Oh, the challenges of working with a friend. You should have asked me, Todd. I would have said, “Don’t do it, dude. It’s an effin’ minefield.” Based on my own hard-won experience, of course. But you were getting paid a producer’s fee, so forget what I just said. You appear to have handled the whole ‘scene’ with a deft touch anyway.
The album, called Wave, was released in May 1979 on Arista. We have it direct from label head Clive Davis — who devotes a chapter of his autobiography to Patti Smith and Lou Reed — that it “had some standout songs, including ‘Dancing Barefoot,’ which a number of artists, most notably U2 and R.E.M, have covered, and it did fairly well for an album without a big single.” As Todd admits, it had “mixed reviews, which probably didn’t bother her that much since soon after she retired from the biz and became a wife and mother.”

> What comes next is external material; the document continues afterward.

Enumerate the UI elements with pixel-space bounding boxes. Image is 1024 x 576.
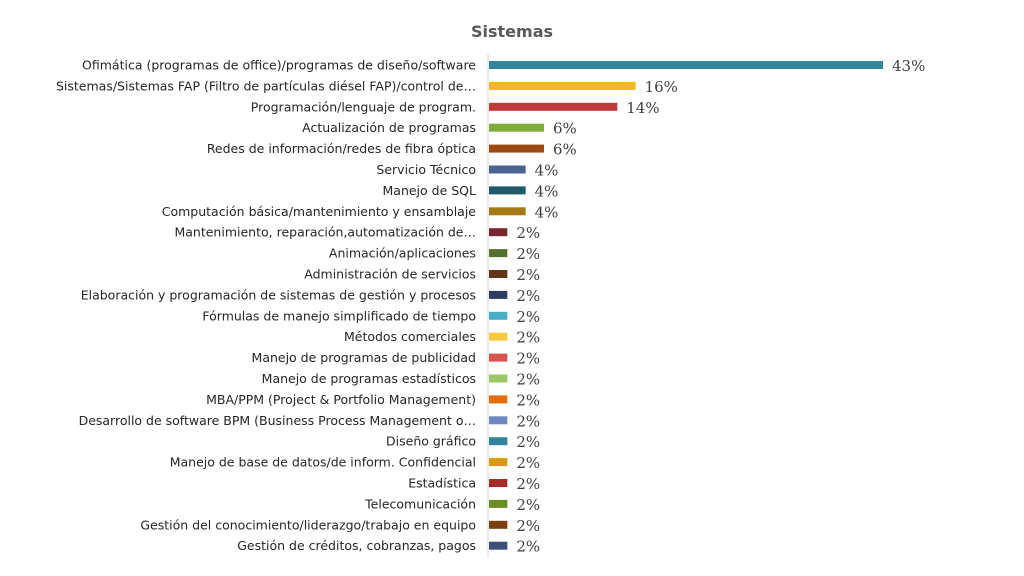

It was to be the Patti Smith Group’s final album, and Patti’s last album until she returned as a solo artist in 1988 with Dream of Life (produced by Fred Smith and Jimmy Iovine for Arista).
My own personal favorite from the Patti Smith Group is “Dancing Barefoot,” written by Patti and Ivan Král, and dedicated to women such as artist Jeanne Hébuterne, muse and common-law wife of painter and sculptor Amedeo Modigliani.
Let’s listen to one of the best falling-in-love-and-heaven-help-me songs ever written, “Dancing Barefoot”:
Song credits
Songwriters - Patti Smith, Ivan Král
Producer - Todd Rundgren
Patti Smith Group:
Jay Dee Daugherty – drums, consultant
Lenny Kaye – guitar, vocals
Ivan Kral – bass guitar, guitar, keyboards
Richard Sohl – piano
Patti Smith – vocals
Additional musicians:
Andi Ostrowe – percussion
Todd Rundgren – bass guitar
Technical:
Vic Anesini – mastering
Todd Rundgren - engineer
George Carnell – assistant engineer
Tom Edmonds – assistant engineer
Todd & Patti were/are indeed good friends & kindred spirits - to me, both are an odd yet appealing mix of east coast street smarts and poetic mysticism. . . here's a fun example of what I'm talking about, a 15-minute conversation between the two of them from a promo-only LP released to promote Todd's 1979 live album "Back To The Bars":
https://www.youtube.com/watch?v=4LNXD_UXpKY
Spoiler alert: Todd is a 'Beatles Guy' and for Patti it was The Stones. Why am I not surprised?